Ingrédient actif connu en tant que nouveau médicament candidat contre la variole du singe

21.03.2023 - Francfort-sur-le-Main, DE

Le Mpox - anciennement connu sous le nom de "monkeypox" - se propage actuellement dans le monde entier. Une équipe internationale de chercheurs de l'université Goethe et de l'université du Kent a identifié un composé qui pourrait aider à combattre la maladie. Leur étude a été publiée dans le "Journal of Medical Virology".

Image symbolique

La nitroxoline est le nom du nouveau candidat-médicament qui pourrait être utilisé pour traiter la variole. Il a été identifié par des scientifiques de l'université Goethe et de l'université du Kent dans le cadre d'une étude multi-sites. Les résultats de leurs recherches vont maintenant permettre d'entamer prochainement des essais cliniques.

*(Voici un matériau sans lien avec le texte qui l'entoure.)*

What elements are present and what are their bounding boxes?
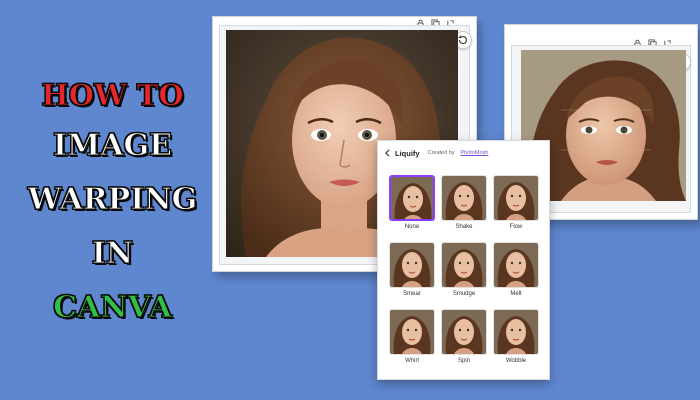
effect-label: Melt bbox=[510, 291, 522, 297]
effect-whirl[interactable]: Whirl bbox=[389, 309, 435, 364]
liquify-panel-header: Liquify Created by PhotoMosh bbox=[384, 146, 544, 160]
effect-melt[interactable]: Melt bbox=[493, 242, 539, 297]
effect-label: Shake bbox=[455, 224, 473, 230]
chevron-left-icon[interactable] bbox=[384, 149, 391, 157]
effect-shake[interactable]: Shake bbox=[441, 175, 487, 230]
effect-thumbnail bbox=[441, 175, 487, 221]
liquify-title: Liquify bbox=[395, 148, 420, 158]
effect-smear[interactable]: Smear bbox=[389, 242, 435, 297]
effect-thumbnail bbox=[441, 309, 487, 355]
effect-smudge[interactable]: Smudge bbox=[441, 242, 487, 297]
liquify-panel: Liquify Created by PhotoMosh None Shake … bbox=[377, 140, 550, 380]
effect-label: None bbox=[404, 224, 420, 230]
effect-thumbnail bbox=[493, 175, 539, 221]
effect-wobble[interactable]: Wobble bbox=[493, 309, 539, 364]
effect-label: Spin bbox=[457, 358, 470, 364]
effect-none[interactable]: None bbox=[389, 175, 435, 230]
effect-thumbnail bbox=[493, 309, 539, 355]
effect-label: Whirl bbox=[405, 358, 419, 364]
effect-thumbnail bbox=[389, 242, 435, 288]
credit-link[interactable]: PhotoMosh bbox=[461, 150, 489, 156]
effect-thumbnail bbox=[389, 175, 435, 221]
headline-line-1: HOW TO bbox=[41, 78, 184, 113]
headline-line-2: IMAGE bbox=[52, 128, 172, 164]
headline-line-4: IN bbox=[91, 236, 134, 272]
effect-spin[interactable]: Spin bbox=[441, 309, 487, 364]
effect-flow[interactable]: Flow bbox=[493, 175, 539, 230]
effect-thumbnail bbox=[493, 242, 539, 288]
effect-label: Flow bbox=[509, 224, 523, 230]
headline-line-5: CANVA bbox=[53, 290, 173, 326]
effect-thumbnail bbox=[389, 309, 435, 355]
effect-label: Smear bbox=[403, 291, 421, 297]
effect-label: Wobble bbox=[505, 358, 527, 364]
headline-line-3: WARPING bbox=[27, 182, 198, 218]
effect-label: Smudge bbox=[452, 291, 476, 297]
effect-thumbnail bbox=[441, 242, 487, 288]
credit-text: Created by bbox=[427, 150, 455, 156]
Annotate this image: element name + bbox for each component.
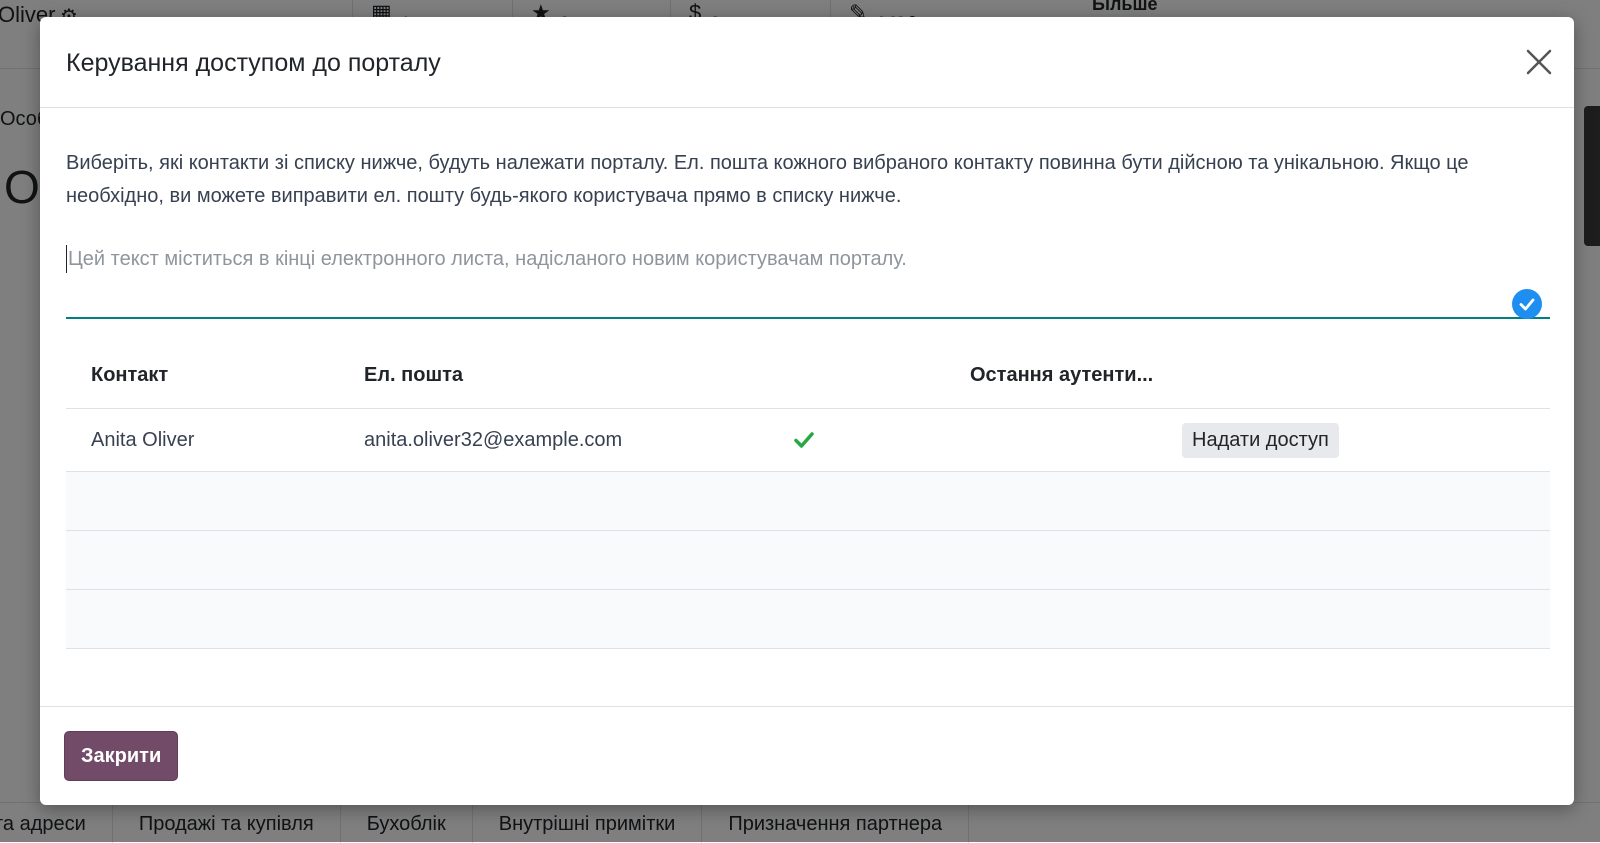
dialog-footer: Закрити (40, 706, 1574, 805)
list-header: Контакт Ел. пошта Остання аутенти... (66, 343, 1550, 409)
column-header-contact[interactable]: Контакт (91, 343, 168, 408)
grammar-check-icon[interactable] (1512, 289, 1542, 319)
grant-access-button[interactable]: Надати доступ (1182, 422, 1339, 458)
checkmark-icon (794, 432, 814, 448)
welcome-message-input[interactable] (66, 239, 1468, 279)
close-icon[interactable] (1524, 47, 1554, 77)
empty-row (66, 472, 1550, 531)
email-valid-cell (794, 409, 814, 471)
dialog-title: Керування доступом до порталу (66, 49, 441, 77)
empty-row (66, 531, 1550, 590)
empty-row (66, 590, 1550, 649)
column-header-last-login[interactable]: Остання аутенти... (970, 343, 1153, 408)
table-row[interactable]: Anita Oliver anita.oliver32@example.com … (66, 409, 1550, 472)
contact-name: Anita Oliver (91, 428, 195, 451)
email-field[interactable]: anita.oliver32@example.com (364, 409, 622, 471)
grant-access-cell: Надати доступ (1182, 409, 1339, 471)
close-button[interactable]: Закрити (64, 731, 179, 781)
portal-access-dialog: Керування доступом до порталу Виберіть, … (40, 17, 1574, 805)
column-header-email[interactable]: Ел. пошта (364, 343, 463, 408)
dialog-header: Керування доступом до порталу (40, 17, 1574, 108)
welcome-message-field[interactable] (66, 239, 1550, 319)
portal-users-list: Контакт Ел. пошта Остання аутенти... Ani… (66, 343, 1550, 649)
dialog-intro-text: Виберіть, які контакти зі списку нижче, … (66, 152, 1469, 207)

L'épidémie actuelle de variole est la première de cette ampleur à se produire en dehors de l'Afrique et également la première épidémie de variole causée par une transmission interhumaine. Les personnes souffrant d'immunodéficience sont particulièrement exposées à la maladie. Bien qu'il ait déjà été démontré que les agents antiviraux inhibent la réplication du virus mpox dans des modèles expérimentaux, l'efficacité de ces substances n'a pas encore été confirmée chez l'homme et certaines d'entre elles peuvent avoir des effets secondaires importants. En outre, les stocks sont insuffisants pour traiter tous les patients atteints de la variole. En outre, la formation de résistance contre le tecovirimat, le médicament candidat le plus prometteur à ce jour, a déjà été signalée.

Dans la présente étude, l'équipe internationale dirigée par le professeur Jindrich Cinatl (de l'université Goethe de Francfort et de l'institut de recherche Dr. Petra Joh) et le professeur Martin Michaelis (école des biosciences, université du Kent) a identifié la nitroxoline, un antibiotique bien toléré, comme une alternative potentielle au traitement du virus mpox, sur la base d'expériences utilisant des cultures cellulaires et des modèles d'explants cutanés.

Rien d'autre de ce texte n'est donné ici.